Enhancing security with the right network architecture

Enhancing security with the right network architecture

Date: Mar 10, 2014

Signature-based detection is a key feature of most network architectures today. For a variety of reasons, though, their effectiveness in detecting and controlling advanced threats is fading. Security teams need to rethink their network architectures now so that they can effectively combat a rising number and variety of sophisticated malware threats. In this presentation, expert Dave Shackleford, principal consultant for Voodoo Security, examines a variety of topics with an eye to enhancing security in the enterprise network with new approaches and techniques.

First, Shackleford takes an in-depth look at how segmentation can be used to isolate traffic into "zones" so as to improve the detection of malware. The latest malware attacks rely on lateral movement within networks; it's essential to use strategic access controls to enable zoning and network isolation. In addition, log and event monitoring can speed up detection of lateral movements that might be system threats.

He then addresses behavior monitoring, which can be done through a variety of methods, including flow data analysis, full packet capture platforms, next-generation firewall systems (the type that examine both protocol behavior and application use) and network malware detection, including both DNS and C2 analysis. Behavioral monitoring can pinpoint attack attempts or breaches in highly specific ways, including time of day, traffic type, attack patterns and more. The behavioral approach detects such patterns as DNS lookups, NPT data and ICMP types and generally makes response times faster and more effective.

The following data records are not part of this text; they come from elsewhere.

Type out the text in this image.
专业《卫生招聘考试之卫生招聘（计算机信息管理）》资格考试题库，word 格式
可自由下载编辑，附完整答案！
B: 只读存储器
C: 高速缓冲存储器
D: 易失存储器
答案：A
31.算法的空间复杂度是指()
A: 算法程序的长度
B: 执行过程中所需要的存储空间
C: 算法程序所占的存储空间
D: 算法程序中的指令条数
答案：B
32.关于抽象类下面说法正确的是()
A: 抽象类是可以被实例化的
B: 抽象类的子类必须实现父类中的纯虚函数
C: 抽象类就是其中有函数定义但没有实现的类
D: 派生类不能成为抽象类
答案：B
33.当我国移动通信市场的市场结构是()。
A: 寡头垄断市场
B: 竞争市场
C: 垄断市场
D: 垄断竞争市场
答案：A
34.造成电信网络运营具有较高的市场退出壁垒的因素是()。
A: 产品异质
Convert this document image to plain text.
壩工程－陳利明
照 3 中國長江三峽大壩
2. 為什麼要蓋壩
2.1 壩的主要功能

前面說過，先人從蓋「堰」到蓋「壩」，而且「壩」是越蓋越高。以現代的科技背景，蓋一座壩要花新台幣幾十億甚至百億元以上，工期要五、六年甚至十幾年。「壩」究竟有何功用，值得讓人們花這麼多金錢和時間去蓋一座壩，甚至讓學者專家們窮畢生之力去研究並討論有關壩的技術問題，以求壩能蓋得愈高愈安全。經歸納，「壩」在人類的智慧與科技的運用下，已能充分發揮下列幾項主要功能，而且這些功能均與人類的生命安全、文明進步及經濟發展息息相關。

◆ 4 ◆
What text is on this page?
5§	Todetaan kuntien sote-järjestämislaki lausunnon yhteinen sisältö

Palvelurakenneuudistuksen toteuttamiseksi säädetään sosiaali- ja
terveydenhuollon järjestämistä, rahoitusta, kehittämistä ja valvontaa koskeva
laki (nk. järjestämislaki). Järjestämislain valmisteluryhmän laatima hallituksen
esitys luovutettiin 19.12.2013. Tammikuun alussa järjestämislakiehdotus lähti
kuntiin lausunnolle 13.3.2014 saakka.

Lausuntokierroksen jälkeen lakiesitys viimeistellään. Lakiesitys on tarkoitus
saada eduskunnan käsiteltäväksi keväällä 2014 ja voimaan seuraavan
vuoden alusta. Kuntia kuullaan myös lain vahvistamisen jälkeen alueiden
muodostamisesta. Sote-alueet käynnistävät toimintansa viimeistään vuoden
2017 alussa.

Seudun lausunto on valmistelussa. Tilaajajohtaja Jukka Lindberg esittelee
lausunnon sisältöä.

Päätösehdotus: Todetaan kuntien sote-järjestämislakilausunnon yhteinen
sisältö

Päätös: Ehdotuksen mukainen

Data exfiltration detection is another essential component to improving network monitoring and enhancing security. Shackleford identifies, among other subjects, where best to perform exfiltration monitoring and control. For instance, by intercepting user traffic that is bound for the Internet before it hits a proxy lets network security pros see what data is being sent to the Internet. As Shackleford explains, DLP platforms can do network exfiltration monitoring on a variety of variables, including data types and keywords.

In an ideal world, the goal is attack prevention. In a threat-laden world, attack detection is a must. This means information security pros must act now, to review and rethink their security design and make sure they have the right network security architecture in place. Only then can they hope to rapidly identify and thwart malicious behavior.